“One of my first dreams when I started Chimi was to make my mother unemployed and only create clothes with her and now, I finally had the chance...”
Earlier this week, at the decadent corner suite at Stockholm’s Nobis hotel, Swedish eyewear brand Chimi presented something rather unexpected: clothing. Aptly dubbed Prototype, the brand’s first toe-dip into garments fits on a single rack. Four off-white items, two looks – one male, one female – founder Charlie Lindström made in collaboration with his mother, Lilian, who has been working as a tailor since the 1970s.
“Growing up with a mum as a tailor has formed me to have high demands and expectations when it comes to quality and different shapes, including an eye for details,” says Charlie.
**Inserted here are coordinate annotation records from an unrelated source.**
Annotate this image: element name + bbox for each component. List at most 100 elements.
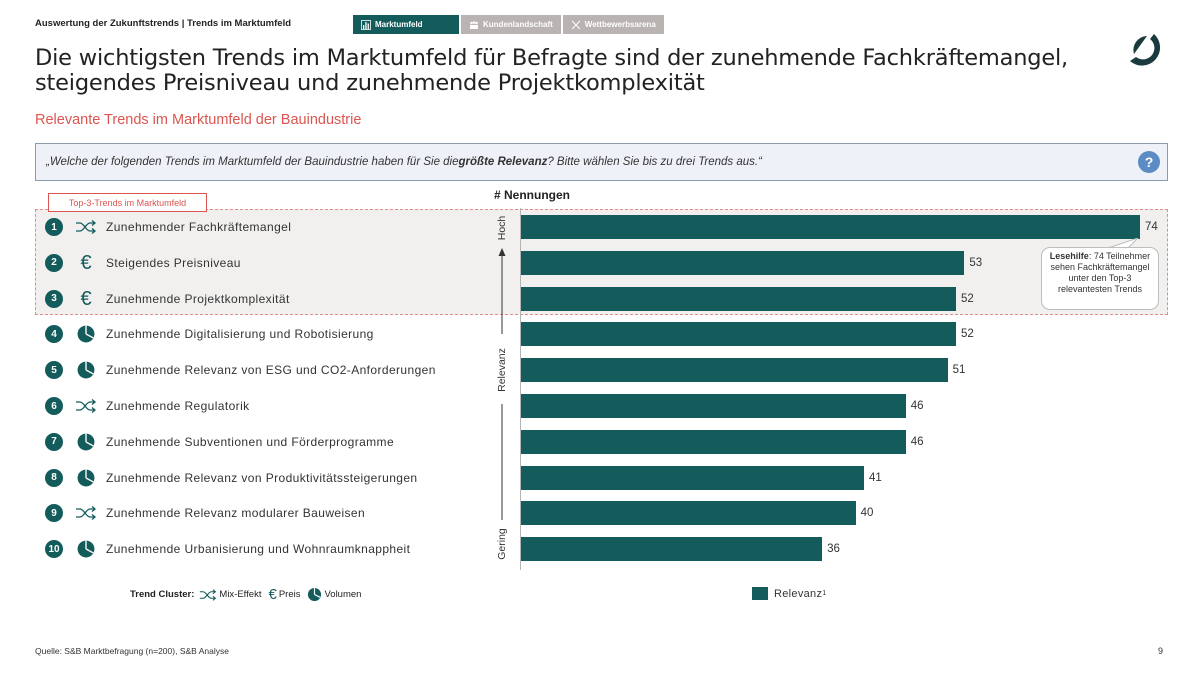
chart-baseline — [520, 208, 521, 570]
axis-bottom-label: Gering — [496, 528, 508, 560]
section-subtitle: Relevante Trends im Marktumfeld der Baui… — [35, 112, 362, 128]
tab-label: Kundenlandschaft — [483, 20, 553, 29]
bar-value-label: 41 — [868, 471, 882, 484]
trend-label: Zunehmende Relevanz von Produktivitätsst… — [106, 470, 418, 485]
pie-chart-icon — [75, 539, 97, 559]
bar — [521, 465, 864, 490]
people-icon — [470, 20, 478, 29]
trend-row: 5 Zunehmende Relevanz von ESG und CO2-Anf… — [45, 360, 436, 380]
section-tabs: Marktumfeld Kundenlandschaft Wettbewerbs… — [353, 15, 664, 34]
bar-value-label: 52 — [960, 292, 974, 305]
relevanz-axis: Hoch Relevanz Gering — [490, 212, 514, 567]
trend-row: 3 € Zunehmende Projektkomplexität — [45, 289, 290, 309]
shuffle-icon — [75, 503, 97, 523]
bar-value-label: 40 — [860, 507, 874, 520]
pie-chart-icon — [75, 432, 97, 452]
help-icon[interactable]: ? — [1138, 151, 1160, 173]
rank-badge: 4 — [45, 325, 63, 344]
series-legend: Relevanz 1 — [752, 587, 826, 600]
question-suffix: ? Bitte wählen Sie bis zu drei Trends au… — [547, 156, 762, 168]
tab-label: Wettbewerbsarena — [584, 20, 656, 29]
pie-chart-icon — [307, 587, 322, 602]
trend-label: Zunehmende Relevanz modularer Bauweisen — [106, 506, 366, 521]
shuffle-icon — [199, 588, 217, 602]
brand-logo-icon — [1130, 34, 1161, 66]
trend-row: 7 Zunehmende Subventionen und Förderprogr… — [45, 432, 394, 452]
cluster-label-mix: Mix-Effekt — [219, 589, 262, 600]
trend-label: Zunehmender Fachkräftemangel — [106, 220, 292, 234]
top3-label: Top-3-Trends im Marktumfeld — [48, 193, 207, 212]
reading-aid-callout: Lesehilfe: 74 Teilnehmer sehen Fachkräft… — [1041, 247, 1159, 310]
tab-wettbewerbsarena[interactable]: Wettbewerbsarena — [562, 15, 664, 34]
rank-badge: 8 — [45, 468, 63, 487]
bar — [521, 501, 856, 526]
survey-question: „Welche der folgenden Trends im Marktumf… — [35, 143, 1168, 181]
cluster-legend-title: Trend Cluster: — [130, 589, 195, 600]
cluster-label-preis: Preis — [278, 589, 301, 600]
tab-kundenlandschaft[interactable]: Kundenlandschaft — [461, 15, 561, 34]
rank-badge: 3 — [45, 289, 63, 308]
callout-text: : 74 Teilnehmer sehen Fachkräftemangel u… — [1050, 251, 1151, 294]
bar — [521, 358, 948, 383]
source-note: Quelle: S&B Marktbefragung (n=200), S&B … — [35, 646, 229, 656]
trend-label: Zunehmende Digitalisierung und Robotisie… — [106, 327, 374, 342]
chart-title: # Nennungen — [494, 188, 571, 202]
page-number: 9 — [1158, 646, 1164, 656]
trend-row: 1 Zunehmender Fachkräftemangel — [45, 217, 291, 237]
trend-row: 6 Zunehmende Regulatorik — [45, 396, 250, 416]
trend-row: 2 € Steigendes Preisniveau — [45, 253, 241, 273]
question-prefix: „Welche der folgenden Trends im Marktumf… — [46, 156, 459, 168]
euro-icon: € — [80, 251, 92, 274]
axis-title: Relevanz — [496, 348, 508, 392]
tab-label: Marktumfeld — [375, 20, 423, 29]
shuffle-icon — [75, 217, 97, 237]
question-bold: größte Relevanz — [458, 156, 548, 168]
bar — [521, 250, 965, 275]
rank-badge: 6 — [45, 397, 63, 415]
trend-row: 9 Zunehmende Relevanz modularer Bauweisen — [45, 503, 365, 523]
bar — [521, 537, 823, 562]
rank-badge: 10 — [45, 540, 63, 559]
rank-badge: 7 — [45, 432, 63, 451]
rank-badge: 2 — [45, 253, 63, 272]
trend-label: Zunehmende Relevanz von ESG und CO2-Anfo… — [106, 363, 436, 378]
bar-value-label: 51 — [952, 364, 966, 377]
callout-bold: Lesehilfe — [1049, 251, 1089, 261]
trend-row: 10 Zunehmende Urbanisierung und Wohnraumk… — [45, 539, 410, 559]
legend-swatch — [752, 587, 768, 600]
bar-value-label: 36 — [827, 543, 840, 556]
bar-chart-icon — [361, 19, 371, 30]
page-headline: Die wichtigsten Trends im Marktumfeld fü… — [35, 45, 1069, 96]
bar — [521, 322, 956, 347]
bar — [521, 394, 906, 418]
trend-label: Zunehmende Projektkomplexität — [106, 291, 290, 306]
bar — [521, 429, 906, 454]
rank-badge: 1 — [45, 218, 63, 236]
bar-value-label: 74 — [1145, 221, 1158, 233]
tab-marktumfeld[interactable]: Marktumfeld — [353, 15, 459, 34]
bar — [521, 286, 956, 311]
rank-badge: 9 — [45, 504, 63, 523]
rank-badge: 5 — [45, 361, 63, 380]
trend-label: Zunehmende Urbanisierung und Wohnraumkna… — [106, 542, 411, 557]
breadcrumb: Auswertung der Zukunftstrends | Trends i… — [35, 18, 292, 29]
trend-row: 8 Zunehmende Relevanz von Produktivitätss… — [45, 468, 418, 488]
legend-label: Relevanz — [774, 587, 823, 600]
pie-chart-icon — [75, 360, 97, 380]
bar-value-label: 46 — [910, 400, 924, 412]
cluster-label-volumen: Volumen — [324, 589, 362, 600]
swords-icon — [571, 20, 581, 29]
legend-footnote: 1 — [822, 590, 827, 597]
trend-label: Zunehmende Subventionen und Förderprogra… — [106, 434, 395, 449]
cluster-legend: Trend Cluster: Mix-Effekt € Preis Volume… — [130, 586, 366, 603]
trend-label: Zunehmende Regulatorik — [106, 399, 250, 413]
axis-top-label: Hoch — [496, 215, 508, 241]
trend-row: 4 Zunehmende Digitalisierung und Robotisi… — [45, 324, 374, 344]
pie-chart-icon — [75, 324, 97, 344]
euro-icon: € — [268, 586, 277, 603]
bar-value-label: 46 — [910, 435, 924, 448]
trend-label: Steigendes Preisniveau — [106, 255, 241, 270]
relevanz-arrow-icon — [498, 248, 506, 520]
pie-chart-icon — [75, 468, 97, 488]
bar — [521, 215, 1140, 239]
The designer has a thing for “minimalist expression” and “stripped down looks” – an inclination apparent both in the designer’s beloved eyewear and this first collection.
Photo: Chimi
Charlie’s meticulousness was indeed inherited. Lilian trained for four years to become a tailor, after which she worked in the theatre, also crafting pieces for private clients on the side. After three decades of what she describes as “creative and challenging work,” she opened up her own shop, on Stockholm’s Kungsholmen island. In addition to her private clients, she sews prototypes for “a few fashion brands” – ones you’ve undoubtedly heard of.
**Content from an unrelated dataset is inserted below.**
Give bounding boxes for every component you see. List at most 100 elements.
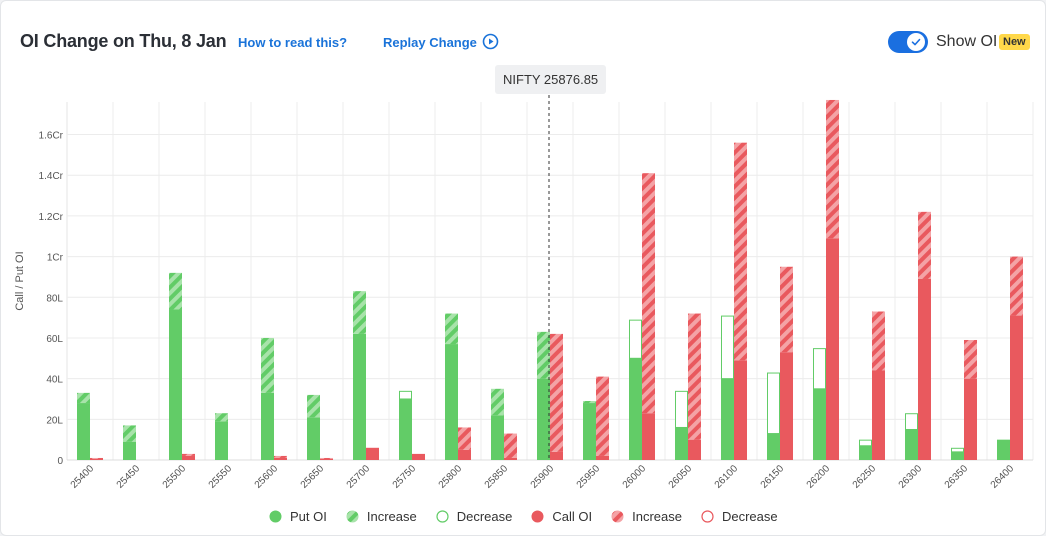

“Charlie is a creative person, always with a project in the loop,” Lilian says of her son. “He works hard and has been since the start of Chimi. I’m super proud of him and happy to follow the success of the brand.”
In addition to instilling an obsessive attention to detail, having a tailor as a mum had other perks. As a kid, Lilian would sew her son bespoke items, based on the not-so-affordable pieces he saw in shop windows and on his peers. “The first piece my mum sewed for me when I was 15-years-old was a jacket, inspired by a combination of a Burton and a Tiger of Sweden piece,” Charlie recalls. Fittingly, the jacket served as a starting point for Chimi’s Prototype collection. Workwear-ish in its execution, the jackets and trousers are fashioned from recycled nylon and wool mix (“Straight from Italy,” Charlie adds). And if you doubt the designer’s fastidiousness, just hear him describe a push button. “The buttons are from Cobrax. They are the cleanest but also most expressive push button on the market, in my opinion,” he says.
Each piece takes eight-to-10 hours to sew, by hand, by Lilian and her team. “One of my first dreams when I started Chimi was to make my mother unemployed and only create clothes with her and now, I finally had the chance to create something together with her,” Charlie says. “That’s the best part.” Only a handful of each piece will be made to order. It’s a hint of what’s to come – in the fall Chimi will launch a more widely available collection, based on the groundwork set by this collection.
When I ask Lilian about the experience of working with her son, she responds in the cheeky, loving manner only a mother could. “The biggest challenge has been the lack of time, it’s never enough time spent together with my son,” she says. "But, if he could be more on time we could spend more time together.”